The inability to understand Iraq in its current form also emphatically extends to the U.S. government. While the engagement of current U.S. Ambassador Alina Romanowski is a breath of fresh air, both the U.S. military and its diplomats labor generally from behind walls and checkpoints that make them inaccessible, and the Iraqi people inaccessible to them.

In one of the more amusing ironies of the U.S. history with Iraq, the U.S. embassy sits behind a checkpoint, guarded by the Iraqi military, through which a U.S. passport will not secure entry. So for even a U.S. citizen to access their own embassy is complicated, unless you’ve been in-country long enough to “make connections.” Personal contact between the U.S. government in Iraq and all but the highest crust of the Iraqi elite remains infrequent, despite the presence of 2,500 American service members around the country. As I have told successive U.S. ambassadors to Baghdad, in the absence of this contact by government officials, Americans who do visit have their opinions highly sought after. Iraqi officials seem to assess that even dated and perhaps biased information is better than no information. That there is so little official conflict that these workarounds remain necessary further illustrates the dearth.

All the assessments of Iraq’s importance in the world that led to the tragedies of 2003 remain correct. Iraq sits geographically at the important crossroads of ethnicity and sect in the region and continues to be a major and growing oil producer. Iraq’s current geopolitical weakness—driven primarily by a lack of institutional capacity—accentuates the power of its neighbors in the absence of their traditional counterbalance, permitting them more room to interfere in Iraq and elsewhere. The tired debates about whether the undeniable good of removing Saddam Hussein was worth the U.S. blood and treasure, the geopolitical vacuum that empowered Iran and others, the suffering of the Iraqi people and the damage to U.S. soft power is not one that will be solved today. But all that said, in Iraq—unlike Afghanistan, Libya, and Syria—there is something good happening here that could be built on and nurtured. And yet just at the moment when Iraq could become a friend, the United States seems to have moved on. 

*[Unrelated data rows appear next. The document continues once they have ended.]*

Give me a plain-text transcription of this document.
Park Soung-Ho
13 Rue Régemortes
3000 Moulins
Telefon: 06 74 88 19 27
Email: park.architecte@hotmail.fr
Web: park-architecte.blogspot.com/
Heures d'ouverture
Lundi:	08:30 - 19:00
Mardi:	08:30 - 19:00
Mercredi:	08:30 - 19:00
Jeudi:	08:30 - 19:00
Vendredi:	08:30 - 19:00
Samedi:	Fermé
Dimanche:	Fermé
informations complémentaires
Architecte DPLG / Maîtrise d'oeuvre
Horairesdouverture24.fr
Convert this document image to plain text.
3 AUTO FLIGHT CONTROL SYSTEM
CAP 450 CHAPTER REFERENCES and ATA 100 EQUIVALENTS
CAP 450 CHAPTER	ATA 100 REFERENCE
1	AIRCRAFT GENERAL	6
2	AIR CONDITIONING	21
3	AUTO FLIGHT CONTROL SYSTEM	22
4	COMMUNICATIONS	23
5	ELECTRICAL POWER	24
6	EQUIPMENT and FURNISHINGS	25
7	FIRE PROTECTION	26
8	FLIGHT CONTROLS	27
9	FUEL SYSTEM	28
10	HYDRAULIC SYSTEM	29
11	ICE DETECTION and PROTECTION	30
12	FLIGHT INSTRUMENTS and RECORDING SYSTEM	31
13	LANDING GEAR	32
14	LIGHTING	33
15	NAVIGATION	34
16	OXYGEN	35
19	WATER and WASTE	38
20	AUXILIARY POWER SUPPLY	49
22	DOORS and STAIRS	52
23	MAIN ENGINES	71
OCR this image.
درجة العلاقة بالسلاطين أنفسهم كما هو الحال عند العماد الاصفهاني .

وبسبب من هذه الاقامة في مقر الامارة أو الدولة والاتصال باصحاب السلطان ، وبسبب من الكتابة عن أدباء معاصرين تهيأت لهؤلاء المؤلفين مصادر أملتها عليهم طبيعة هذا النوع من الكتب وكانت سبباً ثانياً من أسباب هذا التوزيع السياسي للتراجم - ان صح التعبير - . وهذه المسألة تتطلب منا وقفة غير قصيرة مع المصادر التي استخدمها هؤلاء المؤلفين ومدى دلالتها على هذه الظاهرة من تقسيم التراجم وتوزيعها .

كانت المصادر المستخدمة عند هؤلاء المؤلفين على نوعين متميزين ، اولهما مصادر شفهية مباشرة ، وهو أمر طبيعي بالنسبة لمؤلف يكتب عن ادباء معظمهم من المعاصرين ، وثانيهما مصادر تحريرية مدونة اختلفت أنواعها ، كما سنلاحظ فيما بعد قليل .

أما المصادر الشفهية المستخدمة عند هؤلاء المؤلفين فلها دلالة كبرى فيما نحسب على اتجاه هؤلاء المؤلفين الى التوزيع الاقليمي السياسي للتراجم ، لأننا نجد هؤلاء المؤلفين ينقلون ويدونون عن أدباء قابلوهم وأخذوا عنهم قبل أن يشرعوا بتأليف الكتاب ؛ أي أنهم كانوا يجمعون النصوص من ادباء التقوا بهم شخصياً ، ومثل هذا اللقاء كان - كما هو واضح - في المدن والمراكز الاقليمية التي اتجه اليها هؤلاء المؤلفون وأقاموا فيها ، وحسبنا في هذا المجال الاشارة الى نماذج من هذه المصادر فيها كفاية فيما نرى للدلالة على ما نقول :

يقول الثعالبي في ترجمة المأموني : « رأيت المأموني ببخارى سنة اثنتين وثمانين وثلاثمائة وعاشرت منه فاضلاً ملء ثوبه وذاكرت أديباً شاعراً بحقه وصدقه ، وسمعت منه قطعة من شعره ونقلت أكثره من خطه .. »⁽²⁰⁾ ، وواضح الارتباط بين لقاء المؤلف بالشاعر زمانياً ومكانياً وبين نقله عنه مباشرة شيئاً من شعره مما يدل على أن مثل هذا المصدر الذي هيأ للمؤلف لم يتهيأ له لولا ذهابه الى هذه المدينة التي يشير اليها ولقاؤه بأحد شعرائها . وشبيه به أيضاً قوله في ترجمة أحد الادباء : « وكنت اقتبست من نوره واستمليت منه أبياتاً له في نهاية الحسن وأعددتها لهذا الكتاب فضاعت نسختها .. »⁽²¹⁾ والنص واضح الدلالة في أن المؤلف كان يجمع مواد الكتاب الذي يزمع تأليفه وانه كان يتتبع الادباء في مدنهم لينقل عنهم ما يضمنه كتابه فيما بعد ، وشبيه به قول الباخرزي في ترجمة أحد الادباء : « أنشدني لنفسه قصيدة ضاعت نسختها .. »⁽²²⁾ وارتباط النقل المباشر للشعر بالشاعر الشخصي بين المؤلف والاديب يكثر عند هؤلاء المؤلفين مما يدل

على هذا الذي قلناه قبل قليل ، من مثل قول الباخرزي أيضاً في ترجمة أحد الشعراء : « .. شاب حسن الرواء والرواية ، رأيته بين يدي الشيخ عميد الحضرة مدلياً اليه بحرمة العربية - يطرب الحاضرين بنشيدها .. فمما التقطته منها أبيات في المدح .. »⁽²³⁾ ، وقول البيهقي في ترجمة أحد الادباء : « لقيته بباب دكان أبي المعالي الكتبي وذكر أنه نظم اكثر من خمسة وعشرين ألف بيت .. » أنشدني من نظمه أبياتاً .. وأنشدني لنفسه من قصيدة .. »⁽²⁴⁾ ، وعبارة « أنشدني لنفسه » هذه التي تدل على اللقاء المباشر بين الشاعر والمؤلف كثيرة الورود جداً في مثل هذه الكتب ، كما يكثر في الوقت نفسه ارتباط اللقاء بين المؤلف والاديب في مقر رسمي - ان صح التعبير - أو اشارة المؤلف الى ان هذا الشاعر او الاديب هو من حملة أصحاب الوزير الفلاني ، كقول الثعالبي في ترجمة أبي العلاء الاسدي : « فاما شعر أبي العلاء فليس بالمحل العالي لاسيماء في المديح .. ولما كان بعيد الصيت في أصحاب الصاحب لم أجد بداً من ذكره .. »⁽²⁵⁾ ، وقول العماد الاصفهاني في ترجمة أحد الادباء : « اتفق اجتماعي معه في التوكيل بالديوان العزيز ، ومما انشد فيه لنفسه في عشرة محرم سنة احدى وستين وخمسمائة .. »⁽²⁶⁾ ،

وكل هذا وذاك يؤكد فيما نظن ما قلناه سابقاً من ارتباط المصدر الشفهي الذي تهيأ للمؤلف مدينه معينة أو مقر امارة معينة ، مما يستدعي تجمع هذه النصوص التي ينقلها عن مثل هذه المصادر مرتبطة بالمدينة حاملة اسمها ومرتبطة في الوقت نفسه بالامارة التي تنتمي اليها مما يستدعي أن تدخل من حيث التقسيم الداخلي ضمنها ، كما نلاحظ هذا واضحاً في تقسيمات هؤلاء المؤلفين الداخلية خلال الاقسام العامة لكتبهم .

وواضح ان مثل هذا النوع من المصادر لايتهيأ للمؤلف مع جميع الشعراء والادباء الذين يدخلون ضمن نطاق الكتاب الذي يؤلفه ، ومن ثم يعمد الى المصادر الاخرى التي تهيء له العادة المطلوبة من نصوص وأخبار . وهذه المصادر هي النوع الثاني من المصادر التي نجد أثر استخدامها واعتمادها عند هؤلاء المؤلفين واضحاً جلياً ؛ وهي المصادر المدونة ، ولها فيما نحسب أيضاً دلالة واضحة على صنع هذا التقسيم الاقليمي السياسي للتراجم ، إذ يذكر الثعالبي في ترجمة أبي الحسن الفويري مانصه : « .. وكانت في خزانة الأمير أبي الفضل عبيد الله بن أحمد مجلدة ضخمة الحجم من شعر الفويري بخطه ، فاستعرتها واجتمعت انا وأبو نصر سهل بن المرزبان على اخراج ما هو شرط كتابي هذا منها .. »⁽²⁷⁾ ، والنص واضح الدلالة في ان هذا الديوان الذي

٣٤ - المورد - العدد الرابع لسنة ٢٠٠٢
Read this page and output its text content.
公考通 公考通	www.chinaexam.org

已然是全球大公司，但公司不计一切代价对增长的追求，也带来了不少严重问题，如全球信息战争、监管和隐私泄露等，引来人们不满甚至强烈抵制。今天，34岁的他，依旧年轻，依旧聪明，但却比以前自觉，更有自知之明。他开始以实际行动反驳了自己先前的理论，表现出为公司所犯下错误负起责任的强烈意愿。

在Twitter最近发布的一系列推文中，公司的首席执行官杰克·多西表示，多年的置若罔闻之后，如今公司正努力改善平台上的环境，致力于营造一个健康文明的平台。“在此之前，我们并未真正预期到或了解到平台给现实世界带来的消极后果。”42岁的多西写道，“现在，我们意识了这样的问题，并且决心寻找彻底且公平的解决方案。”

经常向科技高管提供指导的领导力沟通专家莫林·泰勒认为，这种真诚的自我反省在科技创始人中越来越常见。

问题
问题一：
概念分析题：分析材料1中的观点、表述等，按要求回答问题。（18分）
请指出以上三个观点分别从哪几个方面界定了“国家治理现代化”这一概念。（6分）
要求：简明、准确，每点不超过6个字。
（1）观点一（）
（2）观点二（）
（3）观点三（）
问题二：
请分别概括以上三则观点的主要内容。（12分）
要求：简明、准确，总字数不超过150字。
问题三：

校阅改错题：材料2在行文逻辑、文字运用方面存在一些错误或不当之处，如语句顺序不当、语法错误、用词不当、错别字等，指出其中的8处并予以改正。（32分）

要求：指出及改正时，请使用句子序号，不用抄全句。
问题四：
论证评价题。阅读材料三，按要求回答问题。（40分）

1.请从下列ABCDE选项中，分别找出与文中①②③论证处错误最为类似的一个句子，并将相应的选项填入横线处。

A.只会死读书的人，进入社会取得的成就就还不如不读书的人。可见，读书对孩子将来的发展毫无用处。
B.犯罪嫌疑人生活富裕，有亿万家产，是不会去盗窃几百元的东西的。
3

 Without discounting the need to focus on China and Ukraine, fully enabling the relationship between Iraq and the United States remains an unfinished project, characterized by mutual misunderstanding. I have no easy answers for this multi-layered mutual inability to grasp the other, though more exchanges of any kind—cultural, artistic, educational—would certainly help.

Why Iraq is not marketing tours of “biblical” Ur, Babylon, and Nineveh to American Christians boggles my mind. But an understanding that our seeming familiarity with Iraq, whether from the news or a tour in combat, is largely illusory would be a good first point of reference. The first step is realizing we have a problem.